O festival Queer Lisboa regressa para a sua 22.ª edição, que acontecerá de 14 a 22 de setembro. São 100 filmes de 32 nacionalidades a ser exibidos no Cinema São Jorge e na Cinemateca Portuguesa. Este ano, para além do compromisso social com um ciclo de filmes sobre sida, o festival de cinema LGBT também coloca no grande ecrã o tema das migrações e das suas consequências ao nível do repensar de identidade pessoal e coletiva.

"Pode perder-se tudo de repente". Migrações e reinvenção no Queer Lisboa
Notícias ao Minuto

08:40 - 05/09/18 por Anabela de Sousa Dantas

Cultura Festival

A cultura queer não é um espaço hermético, é também um quadro de impressões da realidade pela mão da atualidade política e social. Através da arte, o extrato das vivências dos seus intervenientes permite testemunhar a multiplicidade das realidades periféricas e, ao mesmo tempo, medir a temperatura à sociedade envolvente. Esta é a premissa da 22.ª edição do Queer Lisboa – Festival Internacional de Cinema Queer, que se realiza de 14 a 22 de setembro.

O grande tema da programação planeada para esta edição do festival são as problemáticas associadas ao VIH/sida, através do ciclo ‘O vírus-cinema: cinema queer e VIH/sida’, do lançamento de um livro de ensaios e de uma exposição, mas também são abordadas questões ligadas às migrações, na sua ampla complexidade.

No total, estarão 100 filmes em exibição, de 32 países diferentes.
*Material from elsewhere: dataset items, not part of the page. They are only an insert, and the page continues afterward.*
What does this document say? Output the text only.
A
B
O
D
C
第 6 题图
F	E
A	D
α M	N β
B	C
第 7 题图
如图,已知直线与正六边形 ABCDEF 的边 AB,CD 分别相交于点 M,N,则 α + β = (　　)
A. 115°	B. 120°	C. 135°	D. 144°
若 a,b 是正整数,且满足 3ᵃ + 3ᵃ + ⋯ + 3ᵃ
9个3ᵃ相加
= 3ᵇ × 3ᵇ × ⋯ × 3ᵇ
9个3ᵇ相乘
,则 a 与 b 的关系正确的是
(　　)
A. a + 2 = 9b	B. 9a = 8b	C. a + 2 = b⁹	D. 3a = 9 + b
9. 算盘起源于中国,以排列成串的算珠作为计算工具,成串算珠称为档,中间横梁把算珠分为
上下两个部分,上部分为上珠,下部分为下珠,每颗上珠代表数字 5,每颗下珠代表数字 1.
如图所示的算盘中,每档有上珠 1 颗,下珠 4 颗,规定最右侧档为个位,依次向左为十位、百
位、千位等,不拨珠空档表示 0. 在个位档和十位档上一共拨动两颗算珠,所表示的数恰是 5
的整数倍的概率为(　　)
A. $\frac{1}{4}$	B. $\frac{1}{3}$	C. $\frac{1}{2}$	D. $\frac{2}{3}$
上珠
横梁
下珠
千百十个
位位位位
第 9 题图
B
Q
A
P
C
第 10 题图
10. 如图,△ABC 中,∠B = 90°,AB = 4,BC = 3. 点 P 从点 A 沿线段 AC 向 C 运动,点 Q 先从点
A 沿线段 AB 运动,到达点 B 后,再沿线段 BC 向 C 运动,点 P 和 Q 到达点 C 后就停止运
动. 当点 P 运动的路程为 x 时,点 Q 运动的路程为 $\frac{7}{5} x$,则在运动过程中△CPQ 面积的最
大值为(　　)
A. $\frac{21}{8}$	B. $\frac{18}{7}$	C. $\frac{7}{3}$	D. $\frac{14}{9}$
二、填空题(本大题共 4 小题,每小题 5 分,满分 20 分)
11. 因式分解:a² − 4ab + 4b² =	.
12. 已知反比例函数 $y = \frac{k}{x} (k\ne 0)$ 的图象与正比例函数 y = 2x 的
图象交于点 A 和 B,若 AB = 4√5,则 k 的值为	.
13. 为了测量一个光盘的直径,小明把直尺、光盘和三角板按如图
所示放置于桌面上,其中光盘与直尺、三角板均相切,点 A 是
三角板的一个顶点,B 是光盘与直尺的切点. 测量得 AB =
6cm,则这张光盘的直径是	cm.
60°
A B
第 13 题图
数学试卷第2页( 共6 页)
Os Estados Unidos são o país com mais expressão, com 27 filmes, seguido pelo Brasil, com 15. Portugal tem uma representação total de oito filmes. Pode consultar o guia de filmes aqui, assim como as respetivas salas de exibição, no cinema São Jorge ou Cinemateca Portuguesa.

O filme que abre esta edição do Queer Lisboa é ‘Diamantino (2018)’, de Gabriel Abrantes e Daniel Schmidt, filme vencedor do Grande Prémio da Semana da Crítica do Festival de Cinema de Cannes, sobre uma superestrela do futebol mundial cuja carreira cai em desgraça. “É um prazer para nós [porque] temos acompanhado o trabalho do Gabriel e ter um filme português na abertura do festival é difícil acontecer”, indica ao Notícias ao Minuto o diretor do festival, João Ferreira.

"É preciso alertar as novas gerações para o VIH/sida"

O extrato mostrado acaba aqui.